I have been reading a few different posts across the old book of faces here and am not so opinionated about the actual causes but rather on the responses I have seen after. I am friends with people from all walks of life and I care about each of them on their own individual merit. I have had to cut ties and I have had to try to reconnect broken/ bent bonds. I have had to learn through mistakes and sometimes years of opinion forming whether someone/thing was right or wrong for me. I have NEVER given up on someone simply because another person said I should. I think that would weaken my integrity in some way. We are all on a journey for our own personal learning and I believe that our souls are all connected. I know that sometimes others opinions hurt because we know inside they are right, most likely about us or our behaviors. Right or wrong, we learn from each step along the way.
Having empathy has bit me in the ass more than once but it has also created a position to allow those I love to have their own thoughts and still accept them for who they are regardless. Who cares if it isnt the same way I would think or do things.
I believe that the extreme political correctness that is all around, is bullshit. I have white friends, mexican friends, indian (yea, not native american but damned indians just like my grandmother) friends, jewish friends (because you know those get counted separate too), black friends (I was made an honorary “nigga” once. Not because of any other reason than the fact that they knew I accepted them as they were and vice versa), years ago in Reno there was the “token” black friend too. I have been hit on by idiots thinking they understood the full encompassment of being a “skinhead”. Some of the best times in life were letting them know that this blue eyed blonde girl isn’t as pure as they seemed to think from the surface.

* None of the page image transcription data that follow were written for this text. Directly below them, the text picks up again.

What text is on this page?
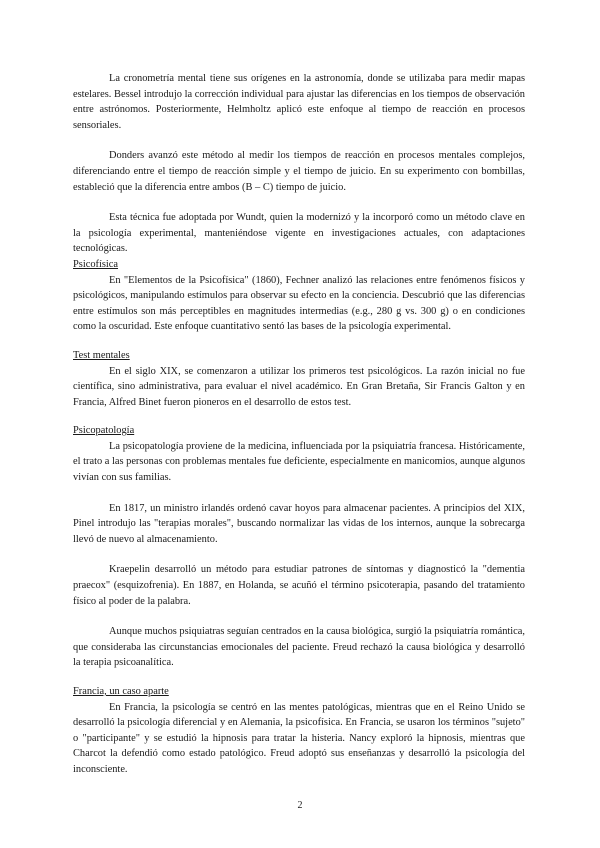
La cronometría mental tiene sus orígenes en la astronomía, donde se utilizaba para medir mapas estelares. Bessel introdujo la corrección individual para ajustar las diferencias en los tiempos de observación entre astrónomos. Posteriormente, Helmholtz aplicó este enfoque al tiempo de reacción en procesos sensoriales.

Donders avanzó este método al medir los tiempos de reacción en procesos mentales complejos, diferenciando entre el tiempo de reacción simple y el tiempo de juicio. En su experimento con bombillas, estableció que la diferencia entre ambos (B – C) tiempo de juicio.

Esta técnica fue adoptada por Wundt, quien la modernizó y la incorporó como un método clave en la psicología experimental, manteniéndose vigente en investigaciones actuales, con adaptaciones tecnológicas.

Psicofísica

En "Elementos de la Psicofísica" (1860), Fechner analizó las relaciones entre fenómenos físicos y psicológicos, manipulando estímulos para observar su efecto en la conciencia. Descubrió que las diferencias entre estímulos son más perceptibles en magnitudes intermedias (e.g., 280 g vs. 300 g) o en condiciones como la oscuridad. Este enfoque cuantitativo sentó las bases de la psicología experimental.

Test mentales

En el siglo XIX, se comenzaron a utilizar los primeros test psicológicos. La razón inicial no fue científica, sino administrativa, para evaluar el nivel académico. En Gran Bretaña, Sir Francis Galton y en Francia, Alfred Binet fueron pioneros en el desarrollo de estos test.

Psicopatología

La psicopatología proviene de la medicina, influenciada por la psiquiatría francesa. Históricamente, el trato a las personas con problemas mentales fue deficiente, especialmente en manicomios, aunque algunos vivían con sus familias.

En 1817, un ministro irlandés ordenó cavar hoyos para almacenar pacientes. A principios del XIX, Pinel introdujo las "terapias morales", buscando normalizar las vidas de los internos, aunque la sobrecarga llevó de nuevo al almacenamiento.

Kraepelin desarrolló un método para estudiar patrones de síntomas y diagnosticó la "dementia praecox" (esquizofrenia). En 1887, en Holanda, se acuñó el término psicoterapia, pasando del tratamiento físico al poder de la palabra.

Aunque muchos psiquiatras seguían centrados en la causa biológica, surgió la psiquiatría romántica, que consideraba las circunstancias emocionales del paciente. Freud rechazó la causa biológica y desarrolló la terapia psicoanalítica.

Francia, un caso aparte

En Francia, la psicología se centró en las mentes patológicas, mientras que en el Reino Unido se desarrolló la psicología diferencial y en Alemania, la psicofísica. En Francia, se usaron los términos "sujeto" o "participante" y se estudió la hipnosis para tratar la histeria. Nancy exploró la hipnosis, mientras que Charcot la defendió como estado patológico. Freud adoptó sus enseñanzas y desarrolló la psicología del inconsciente.

2
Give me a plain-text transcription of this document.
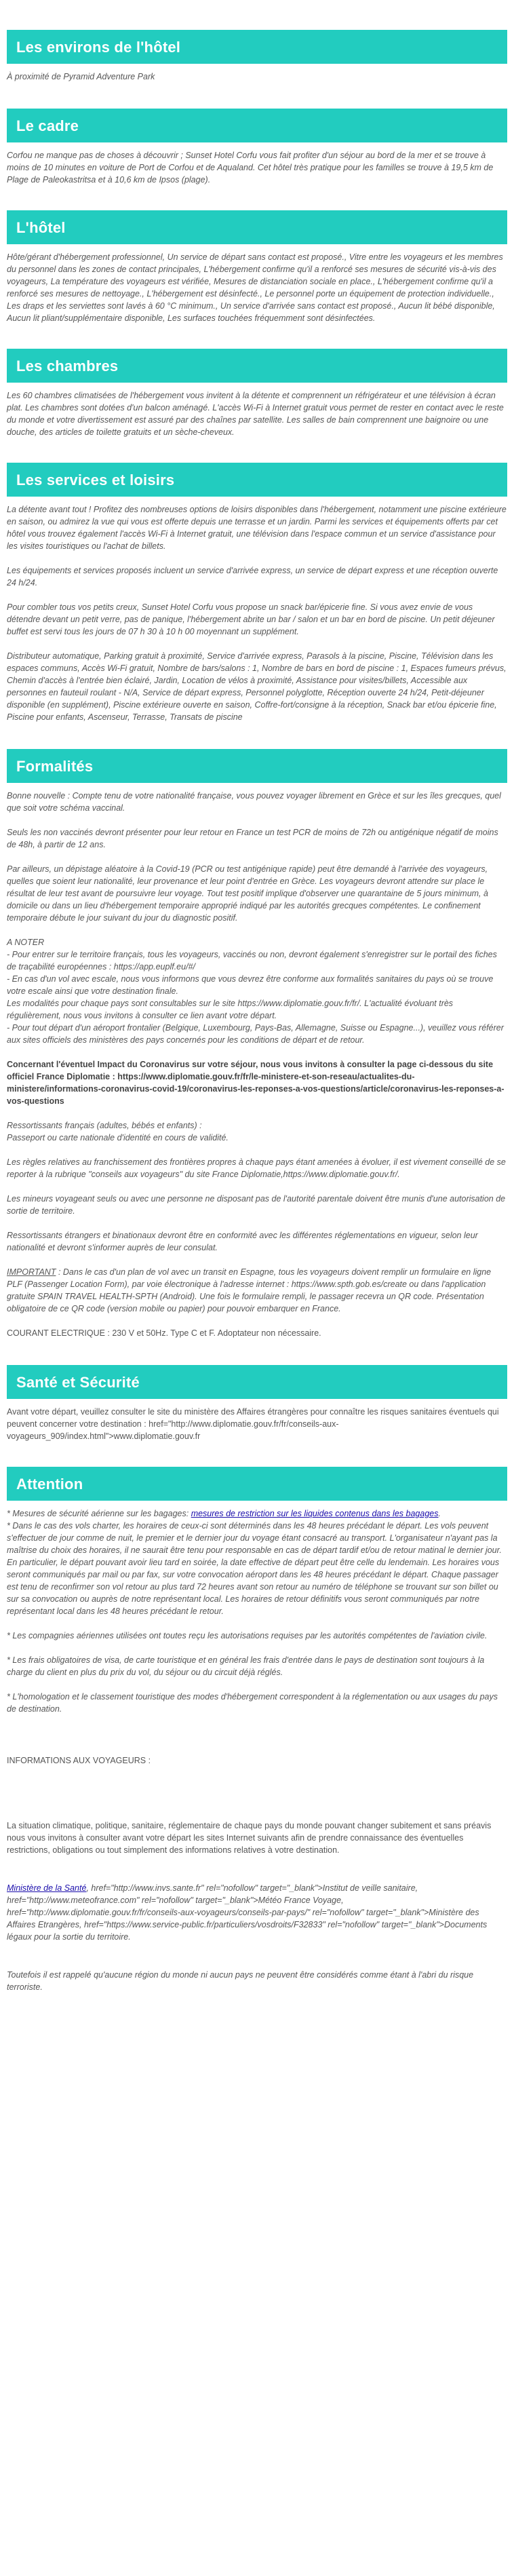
Les environs de l'hôtel
À proximité de Pyramid Adventure Park
Le cadre
Corfou ne manque pas de choses à découvrir ; Sunset Hotel Corfu vous fait profiter d'un séjour au bord de la mer et se trouve à moins de 10 minutes en voiture de Port de Corfou et de Aqualand. Cet hôtel très pratique pour les familles se trouve à 19,5 km de Plage de Paleokastritsa et à 10,6 km de Ipsos (plage).
L'hôtel
Hôte/gérant d'hébergement professionnel, Un service de départ sans contact est proposé., Vitre entre les voyageurs et les membres du personnel dans les zones de contact principales, L'hébergement confirme qu'il a renforcé ses mesures de sécurité vis-à-vis des voyageurs, La température des voyageurs est vérifiée, Mesures de distanciation sociale en place., L'hébergement confirme qu'il a renforcé ses mesures de nettoyage., L'hébergement est désinfecté., Le personnel porte un équipement de protection individuelle., Les draps et les serviettes sont lavés à 60 °C minimum., Un service d'arrivée sans contact est proposé., Aucun lit bébé disponible, Aucun lit pliant/supplémentaire disponible, Les surfaces touchées fréquemment sont désinfectées.
Les chambres
Les 60 chambres climatisées de l'hébergement vous invitent à la détente et comprennent un réfrigérateur et une télévision à écran plat. Les chambres sont dotées d'un balcon aménagé. L'accès Wi-Fi à Internet gratuit vous permet de rester en contact avec le reste du monde et votre divertissement est assuré par des chaînes par satellite. Les salles de bain comprennent une baignoire ou une douche, des articles de toilette gratuits et un sèche-cheveux.
Les services et loisirs

La détente avant tout ! Profitez des nombreuses options de loisirs disponibles dans l'hébergement, notamment une piscine extérieure en saison, ou admirez la vue qui vous est offerte depuis une terrasse et un jardin. Parmi les services et équipements offerts par cet hôtel vous trouvez également l'accès Wi-Fi à Internet gratuit, une télévision dans l'espace commun et un service d'assistance pour les visites touristiques ou l'achat de billets.

Les équipements et services proposés incluent un service d'arrivée express, un service de départ express et une réception ouverte 24 h/24.

Pour combler tous vos petits creux, Sunset Hotel Corfu vous propose un snack bar/épicerie fine. Si vous avez envie de vous détendre devant un petit verre, pas de panique, l'hébergement abrite un bar / salon et un bar en bord de piscine. Un petit déjeuner buffet est servi tous les jours de 07 h 30 à 10 h 00 moyennant un supplément.

Distributeur automatique, Parking gratuit à proximité, Service d'arrivée express, Parasols à la piscine, Piscine, Télévision dans les espaces communs, Accès Wi-Fi gratuit, Nombre de bars/salons : 1, Nombre de bars en bord de piscine : 1, Espaces fumeurs prévus, Chemin d'accès à l'entrée bien éclairé, Jardin, Location de vélos à proximité, Assistance pour visites/billets, Accessible aux personnes en fauteuil roulant - N/A, Service de départ express, Personnel polyglotte, Réception ouverte 24 h/24, Petit-déjeuner disponible (en supplément), Piscine extérieure ouverte en saison, Coffre-fort/consigne à la réception, Snack bar et/ou épicerie fine, Piscine pour enfants, Ascenseur, Terrasse, Transats de piscine

Formalités

Bonne nouvelle : Compte tenu de votre nationalité française, vous pouvez voyager librement en Grèce et sur les îles grecques, quel que soit votre schéma vaccinal.

Seuls les non vaccinés devront présenter pour leur retour en France un test PCR de moins de 72h ou antigénique négatif de moins de 48h, à partir de 12 ans.

Par ailleurs, un dépistage aléatoire à la Covid-19 (PCR ou test antigénique rapide) peut être demandé à l'arrivée des voyageurs, quelles que soient leur nationalité, leur provenance et leur point d'entrée en Grèce. Les voyageurs devront attendre sur place le résultat de leur test avant de poursuivre leur voyage. Tout test positif implique d'observer une quarantaine de 5 jours minimum, à domicile ou dans un lieu d'hébergement temporaire approprié indiqué par les autorités grecques compétentes. Le confinement temporaire débute le jour suivant du jour du diagnostic positif.

A NOTER

- Pour entrer sur le territoire français, tous les voyageurs, vaccinés ou non, devront également s'enregistrer sur le portail des fiches de traçabilité européennes : https://app.euplf.eu/#/

- En cas d'un vol avec escale, nous vous informons que vous devrez être conforme aux formalités sanitaires du pays où se trouve votre escale ainsi que votre destination finale.

Les modalités pour chaque pays sont consultables sur le site https://www.diplomatie.gouv.fr/fr/. L'actualité évoluant très régulièrement, nous vous invitons à consulter ce lien avant votre départ.

- Pour tout départ d'un aéroport frontalier (Belgique, Luxembourg, Pays-Bas, Allemagne, Suisse ou Espagne...), veuillez vous référer aux sites officiels des ministères des pays concernés pour les conditions de départ et de retour.

Concernant l'éventuel Impact du Coronavirus sur votre séjour, nous vous invitons à consulter la page ci-dessous du site officiel France Diplomatie : https://www.diplomatie.gouv.fr/fr/le-ministere-et-son-reseau/actualites-du-ministere/informations-coronavirus-covid-19/coronavirus-les-reponses-a-vos-questions/article/coronavirus-les-reponses-a-vos-questions

Ressortissants français (adultes, bébés et enfants) :
Passeport ou carte nationale d'identité en cours de validité.

Les règles relatives au franchissement des frontières propres à chaque pays étant amenées à évoluer, il est vivement conseillé de se reporter à la rubrique "conseils aux voyageurs" du site France Diplomatie,https://www.diplomatie.gouv.fr/.

Les mineurs voyageant seuls ou avec une personne ne disposant pas de l'autorité parentale doivent être munis d'une autorisation de sortie de territoire.

Ressortissants étrangers et binationaux devront être en conformité avec les différentes réglementations en vigueur, selon leur nationalité et devront s'informer auprès de leur consulat.

IMPORTANT : Dans le cas d'un plan de vol avec un transit en Espagne, tous les voyageurs doivent remplir un formulaire en ligne PLF (Passenger Location Form), par voie électronique à l'adresse internet : https://www.spth.gob.es/create ou dans l'application gratuite SPAIN TRAVEL HEALTH-SPTH (Android). Une fois le formulaire rempli, le passager recevra un QR code. Présentation obligatoire de ce QR code (version mobile ou papier) pour pouvoir embarquer en France.

COURANT ELECTRIQUE : 230 V et 50Hz. Type C et F. Adoptateur non nécessaire.

Santé et Sécurité
Avant votre départ, veuillez consulter le site du ministère des Affaires étrangères pour connaître les risques sanitaires éventuels qui peuvent concerner votre destination : href="http://www.diplomatie.gouv.fr/fr/conseils-aux-voyageurs_909/index.html">www.diplomatie.gouv.fr
Attention

* Mesures de sécurité aérienne sur les bagages: mesures de restriction sur les liquides contenus dans les bagages.

* Dans le cas des vols charter, les horaires de ceux-ci sont déterminés dans les 48 heures précédant le départ. Les vols peuvent s'effectuer de jour comme de nuit, le premier et le dernier jour du voyage étant consacré au transport. L'organisateur n'ayant pas la maîtrise du choix des horaires, il ne saurait être tenu pour responsable en cas de départ tardif et/ou de retour matinal le dernier jour. En particulier, le départ pouvant avoir lieu tard en soirée, la date effective de départ peut être celle du lendemain. Les horaires vous seront communiqués par mail ou par fax, sur votre convocation aéroport dans les 48 heures précédant le départ. Chaque passager est tenu de reconfirmer son vol retour au plus tard 72 heures avant son retour au numéro de téléphone se trouvant sur son billet ou sur sa convocation ou auprès de notre représentant local. Les horaires de retour définitifs vous seront communiqués par notre représentant local dans les 48 heures précédant le retour.

* Les compagnies aériennes utilisées ont toutes reçu les autorisations requises par les autorités compétentes de l'aviation civile.

* Les frais obligatoires de visa, de carte touristique et en général les frais d'entrée dans le pays de destination sont toujours à la charge du client en plus du prix du vol, du séjour ou du circuit déjà réglés.

* L'homologation et le classement touristique des modes d'hébergement correspondent à la réglementation ou aux usages du pays de destination.

INFORMATIONS AUX VOYAGEURS :

La situation climatique, politique, sanitaire, réglementaire de chaque pays du monde pouvant changer subitement et sans préavis nous vous invitons à consulter avant votre départ les sites Internet suivants afin de prendre connaissance des éventuelles restrictions, obligations ou tout simplement des informations relatives à votre destination.

Ministère de la Santé, href="http://www.invs.sante.fr" rel="nofollow" target="_blank">Institut de veille sanitaire, href="http://www.meteofrance.com" rel="nofollow" target="_blank">Météo France Voyage, href="http://www.diplomatie.gouv.fr/fr/conseils-aux-voyageurs/conseils-par-pays/" rel="nofollow" target="_blank">Ministère des Affaires Etrangères, href="https://www.service-public.fr/particuliers/vosdroits/F32833" rel="nofollow" target="_blank">Documents légaux pour la sortie du territoire.

Toutefois il est rappelé qu'aucune région du monde ni aucun pays ne peuvent être considérés comme étant à l'abri du risque terroriste.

I have friends that are big, small, smart, not so smartish, rich, poor, different religions and personal beliefs. Ghost believers and bible thumpers. There have been drug addicts and those that have never even smoked a cigarette, gun control and gun liberals. Dog haters, pug lovers, boat rockers and smooth water sailors. WHO CARES? Our differences are what makes things interesting and when the apocalypse hits, each of you will have something to contribute, as will I.
Here is the BIG difference and what is bugging me, BIG TIME!

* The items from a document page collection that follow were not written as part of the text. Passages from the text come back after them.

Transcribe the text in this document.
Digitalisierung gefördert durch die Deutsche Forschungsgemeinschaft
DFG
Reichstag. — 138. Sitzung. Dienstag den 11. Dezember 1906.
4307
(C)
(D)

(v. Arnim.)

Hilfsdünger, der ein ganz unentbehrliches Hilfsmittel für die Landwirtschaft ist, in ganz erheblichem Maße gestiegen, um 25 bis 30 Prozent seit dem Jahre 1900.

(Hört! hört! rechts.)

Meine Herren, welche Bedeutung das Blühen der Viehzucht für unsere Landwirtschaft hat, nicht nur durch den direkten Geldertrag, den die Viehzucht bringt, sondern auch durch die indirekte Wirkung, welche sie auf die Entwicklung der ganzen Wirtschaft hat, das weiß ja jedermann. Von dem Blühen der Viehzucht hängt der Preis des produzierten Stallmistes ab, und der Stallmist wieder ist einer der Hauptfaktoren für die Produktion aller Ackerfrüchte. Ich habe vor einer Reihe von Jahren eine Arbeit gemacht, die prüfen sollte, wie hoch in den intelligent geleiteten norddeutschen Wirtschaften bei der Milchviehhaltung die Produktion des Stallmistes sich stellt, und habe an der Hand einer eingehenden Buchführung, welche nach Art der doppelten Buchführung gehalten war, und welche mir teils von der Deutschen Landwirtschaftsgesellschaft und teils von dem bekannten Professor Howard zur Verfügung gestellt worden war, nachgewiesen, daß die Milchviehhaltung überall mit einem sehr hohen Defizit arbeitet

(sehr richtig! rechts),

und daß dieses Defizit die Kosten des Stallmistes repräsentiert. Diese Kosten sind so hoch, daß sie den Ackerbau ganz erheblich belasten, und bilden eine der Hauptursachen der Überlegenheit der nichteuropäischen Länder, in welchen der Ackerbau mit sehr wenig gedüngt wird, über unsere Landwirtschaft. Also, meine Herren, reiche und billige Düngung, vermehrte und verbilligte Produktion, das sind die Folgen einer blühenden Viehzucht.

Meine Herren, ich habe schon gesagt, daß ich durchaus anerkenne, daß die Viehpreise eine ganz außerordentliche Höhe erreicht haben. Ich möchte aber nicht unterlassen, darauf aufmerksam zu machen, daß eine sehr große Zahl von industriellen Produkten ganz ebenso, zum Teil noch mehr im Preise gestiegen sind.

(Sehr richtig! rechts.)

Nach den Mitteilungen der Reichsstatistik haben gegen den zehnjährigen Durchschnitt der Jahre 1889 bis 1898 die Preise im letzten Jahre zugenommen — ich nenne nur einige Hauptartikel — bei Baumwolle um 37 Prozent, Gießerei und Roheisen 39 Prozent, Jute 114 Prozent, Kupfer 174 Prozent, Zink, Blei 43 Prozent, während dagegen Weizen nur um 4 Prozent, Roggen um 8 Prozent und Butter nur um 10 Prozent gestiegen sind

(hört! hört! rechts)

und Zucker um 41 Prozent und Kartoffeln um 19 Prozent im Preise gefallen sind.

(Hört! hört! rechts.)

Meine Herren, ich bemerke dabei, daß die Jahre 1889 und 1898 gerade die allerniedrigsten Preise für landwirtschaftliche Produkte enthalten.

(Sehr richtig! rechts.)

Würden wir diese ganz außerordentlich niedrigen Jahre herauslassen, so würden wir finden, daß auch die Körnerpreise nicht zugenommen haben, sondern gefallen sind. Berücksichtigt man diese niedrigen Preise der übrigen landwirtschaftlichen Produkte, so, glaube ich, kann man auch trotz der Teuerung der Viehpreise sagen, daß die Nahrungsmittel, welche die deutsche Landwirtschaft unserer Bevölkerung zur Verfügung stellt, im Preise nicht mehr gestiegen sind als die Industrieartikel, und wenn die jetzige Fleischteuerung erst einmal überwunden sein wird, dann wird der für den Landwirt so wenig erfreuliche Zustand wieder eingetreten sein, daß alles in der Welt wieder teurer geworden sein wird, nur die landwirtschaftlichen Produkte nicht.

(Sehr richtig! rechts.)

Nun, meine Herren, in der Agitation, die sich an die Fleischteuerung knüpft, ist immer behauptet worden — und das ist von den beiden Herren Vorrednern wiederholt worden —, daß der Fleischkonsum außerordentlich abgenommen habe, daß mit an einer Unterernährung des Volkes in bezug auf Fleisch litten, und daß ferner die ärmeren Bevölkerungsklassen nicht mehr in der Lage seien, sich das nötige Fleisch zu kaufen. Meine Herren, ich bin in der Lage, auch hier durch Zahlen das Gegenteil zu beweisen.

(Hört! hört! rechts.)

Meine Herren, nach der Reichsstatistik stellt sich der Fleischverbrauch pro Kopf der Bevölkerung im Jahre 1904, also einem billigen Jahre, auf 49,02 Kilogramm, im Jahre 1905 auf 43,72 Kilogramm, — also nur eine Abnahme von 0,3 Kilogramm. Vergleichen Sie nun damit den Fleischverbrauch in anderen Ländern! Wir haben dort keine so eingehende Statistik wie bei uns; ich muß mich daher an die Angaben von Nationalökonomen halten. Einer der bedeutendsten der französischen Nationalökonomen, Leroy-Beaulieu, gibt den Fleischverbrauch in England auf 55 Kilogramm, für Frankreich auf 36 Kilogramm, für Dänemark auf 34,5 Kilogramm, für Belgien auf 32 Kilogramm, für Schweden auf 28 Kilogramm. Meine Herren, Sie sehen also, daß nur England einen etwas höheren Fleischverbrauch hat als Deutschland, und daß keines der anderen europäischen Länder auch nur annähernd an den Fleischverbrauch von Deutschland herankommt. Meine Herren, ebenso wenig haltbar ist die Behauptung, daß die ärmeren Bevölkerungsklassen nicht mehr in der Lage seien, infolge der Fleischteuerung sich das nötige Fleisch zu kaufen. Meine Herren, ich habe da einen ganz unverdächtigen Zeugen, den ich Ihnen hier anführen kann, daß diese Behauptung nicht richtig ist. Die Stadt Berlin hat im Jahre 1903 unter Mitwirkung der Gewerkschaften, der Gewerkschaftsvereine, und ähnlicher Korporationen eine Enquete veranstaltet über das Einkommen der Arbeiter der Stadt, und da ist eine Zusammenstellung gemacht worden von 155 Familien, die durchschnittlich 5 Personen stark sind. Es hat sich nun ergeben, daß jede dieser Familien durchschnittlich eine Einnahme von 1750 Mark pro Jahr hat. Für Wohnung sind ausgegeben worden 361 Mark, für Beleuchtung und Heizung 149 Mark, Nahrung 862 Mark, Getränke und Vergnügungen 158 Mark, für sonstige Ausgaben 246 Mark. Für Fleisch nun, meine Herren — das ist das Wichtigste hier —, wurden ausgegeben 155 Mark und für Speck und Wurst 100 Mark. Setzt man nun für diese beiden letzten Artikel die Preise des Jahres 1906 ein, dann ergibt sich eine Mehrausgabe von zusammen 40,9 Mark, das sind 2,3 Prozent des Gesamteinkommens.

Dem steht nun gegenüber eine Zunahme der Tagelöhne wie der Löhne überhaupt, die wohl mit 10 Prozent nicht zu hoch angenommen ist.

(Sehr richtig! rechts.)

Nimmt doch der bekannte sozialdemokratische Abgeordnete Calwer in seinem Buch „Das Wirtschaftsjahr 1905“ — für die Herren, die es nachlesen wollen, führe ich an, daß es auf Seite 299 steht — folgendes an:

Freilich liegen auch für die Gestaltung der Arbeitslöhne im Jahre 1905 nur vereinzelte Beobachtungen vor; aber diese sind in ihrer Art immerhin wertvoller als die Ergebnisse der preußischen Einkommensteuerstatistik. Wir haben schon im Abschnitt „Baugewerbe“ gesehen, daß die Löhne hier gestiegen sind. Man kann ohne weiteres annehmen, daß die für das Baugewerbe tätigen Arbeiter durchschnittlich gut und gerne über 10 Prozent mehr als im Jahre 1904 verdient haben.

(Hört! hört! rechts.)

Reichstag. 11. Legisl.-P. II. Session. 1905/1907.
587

I am enough of a person to allow you each your opinion and woman enough to defend each of you against someone else’s ignorance and hatred INCLUDING that of my own friends. I totally get that people are fed up with political correctness but that is no reason to negate someone else’s opinion or make someone else feel poorly just to continue your “fuck political correctness” campaign. MAYBE, in the case of extreme defiance or ignorance but not because their opinion of something differs from your own. If I post pictures of the Main Post Office in Reno because I am amazed by the fact that there are swastika tiles on the counters and my jewish friend says wow, I am kind of offended because of what it has come to stand for, I am going to understand that this makes my friend feel bad. When others comment about how the iron cross and swastika meant this and this before the holocaust and are being kind of rude, Im going to say something because yes, it DID mean something positive PRIOR to that horrific event but was so tainted afterwards and YES, maybe it makes my friend think of the 10 family members lost to them in the holocaust which in turn makes what this symbol came to stand for bad to them, SO HAVE SOME DAMNED COMPASSION. Same with the Confederate flag.
Empathy and kindness are key to our survival as a whole, not as individual races. Political correctness or lack thereof is NOT about being right with superior opinions so get the hell over yourselves already. By disrespecting someones individual thought process you are only disrespecting yourself and your personal integrity.
**If you find this happening in your life and don’t quite know how to say these things and not offend your friends in the process, feel free to share this blog post. At the very least it will cause more drama and contention amongst the ranks but MAYBE, they will actually learn something in the process**
Reblogged this on Exploring Alura and commented:
I love this post. I love how some people can find a way to say exactly what I’m feeling and struggling through in my real life relationships and craft it in such a way that it appears not at all offensive to the ones being offensive while soothing the offended where it hurts.
Thank you again to the wonderful community of bloggers who do so much better at explaining and understanding my issues then I am sometimes capable of doing myself. This is the true reason of why communities exist. To help others who didn’t even know how to voice the help they need.
Thank you to the cosmos for connecting me invisibly to yet another beautifully open and caring yet brutally honest mind for the words I couldn’t find in myself to say.
Thank you Angry Pumpkin for lessening the load of work my mind had to do to sift through my darkest parts and deepest thoughts and convert them to something understandable and relatable.